Jorge Ríos

Personal information
- Full name: Jorge Luis Emerson Ríos Guevara
- Date of birth: 7 December 1999 (age 26)
- Place of birth: Trujillo, Peru
- Height: 1.65 m (5 ft 5 in)
- Position: Midfielder

Youth career
- César Vallejo

Senior career*
- Years: Team / Apps / (Gls)
- 2017–2022: César Vallejo / 78 / (1)
- 2023–2025: Sport Boys / 64 / (0)

= Jorge Ríos (footballer) =

Peruvian footballer (born 1999)

Jorge Luis Emerson Ríos Guevara (born 12 December 1999) is a Peruvian footballer who plays as a midfielder.

==Club career==
===Cesar Vallejo===
Ríos is a product of César Vallejo and got his official and professional debut for the club on 7 May 2017 against Defensor La Bocana in the Peruvian Primera División.

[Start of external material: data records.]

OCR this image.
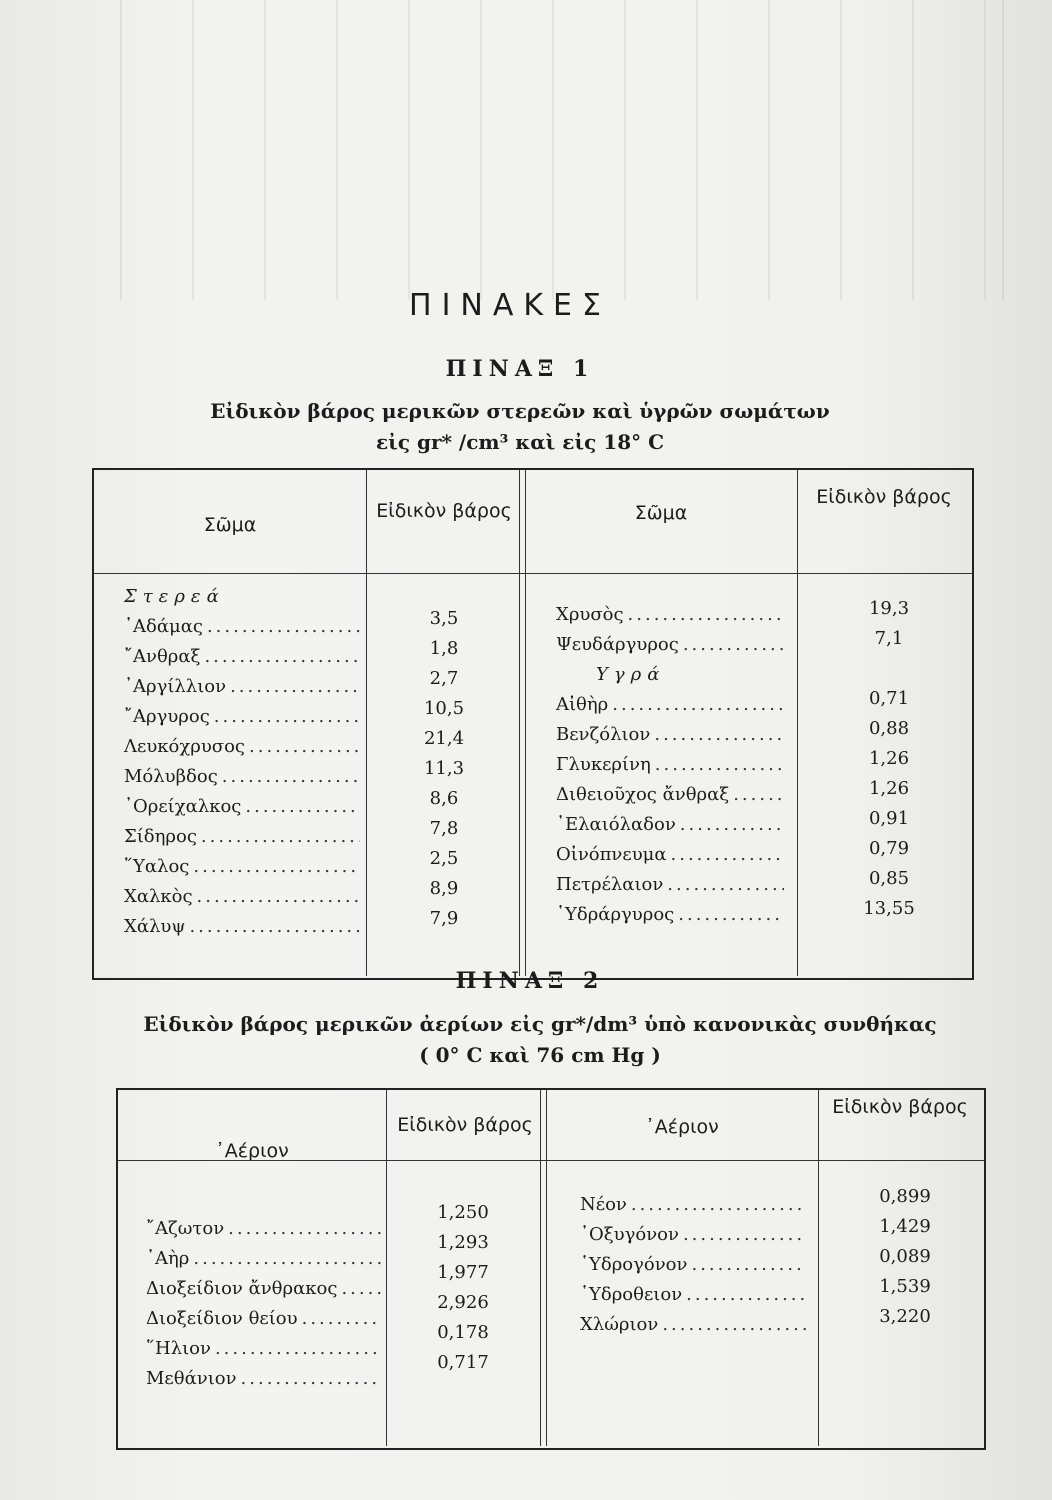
ΠΙΝΑΚΕΣ
ΠΙΝΑΞ 1
Εἰδικὸν βάρος μερικῶν στερεῶν καὶ ὑγρῶν σωμάτων
εἰς gr* /cm³ καὶ εἰς 18° C
Σῶμα
Εἰδικὸν βάρος	Σῶμα
Εἰδικὸν βάρος
Στερεά
᾿Αδάμας
.....
῎Ανθραξ
.....
᾿Αργίλλιον
.....
῎Αργυρος
.....
Λευκόχρυσος
.....
Μόλυβδος
.....
᾿Ορείχαλκος
.....
Σίδηρος
.....
῞Υαλος
.....
Χαλκὸς
.....
Χάλυψ
.....
3,5
1,8
2,7
10,5
21,4
11,3
8,6
7,8
2,5
8,9
7,9
Χρυσὸς
.....
Ψευδάργυρος
.....
Υγρά
Αἰθὴρ
.....
Βενζόλιον
.....
Γλυκερίνη
.....
Διθειοῦχος ἄνθραξ
.....
᾿Ελαιόλαδον
.....
Οἰνόπνευμα
.....
Πετρέλαιον
.....
῾Υδράργυρος
.....
19,3
7,1
0,71
0,88
1,26
1,26
0,91
0,79
0,85
13,55
ΠΙΝΑΞ 2
Εἰδικὸν βάρος μερικῶν ἀερίων εἰς gr*/dm³ ὑπὸ κανονικὰς συνθήκας
( 0° C καὶ 76 cm Hg )
᾿Αέριον
Εἰδικὸν βάρος	᾿Αέριον
Εἰδικὸν βάρος
῎Αζωτον
.....
᾿Αὴρ
.....
Διοξείδιον ἄνθρακος
.....
Διοξείδιον θείου
.....
῞Ηλιον
.....
Μεθάνιον
.....
1,250
1,293
1,977
2,926
0,178
0,717
Νέον
.....
᾿Οξυγόνον
.....
῾Υδρογόνον
.....
῾Υδροθειον
.....
Χλώριον
.....
0,899
1,429
0,089
1,539
3,220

In December 2019, Ríos got his contract extended for one further year. One year later, in December 2020, Ríos signed a new one-year contract extension.

===Sport Boys===
In January 2023, ahead of the 2023 season, Ríos left César Vallejo to join fellow league club Sport Boys.

At the end of 2025, Ríos was one of 11 players that left Sport Boys.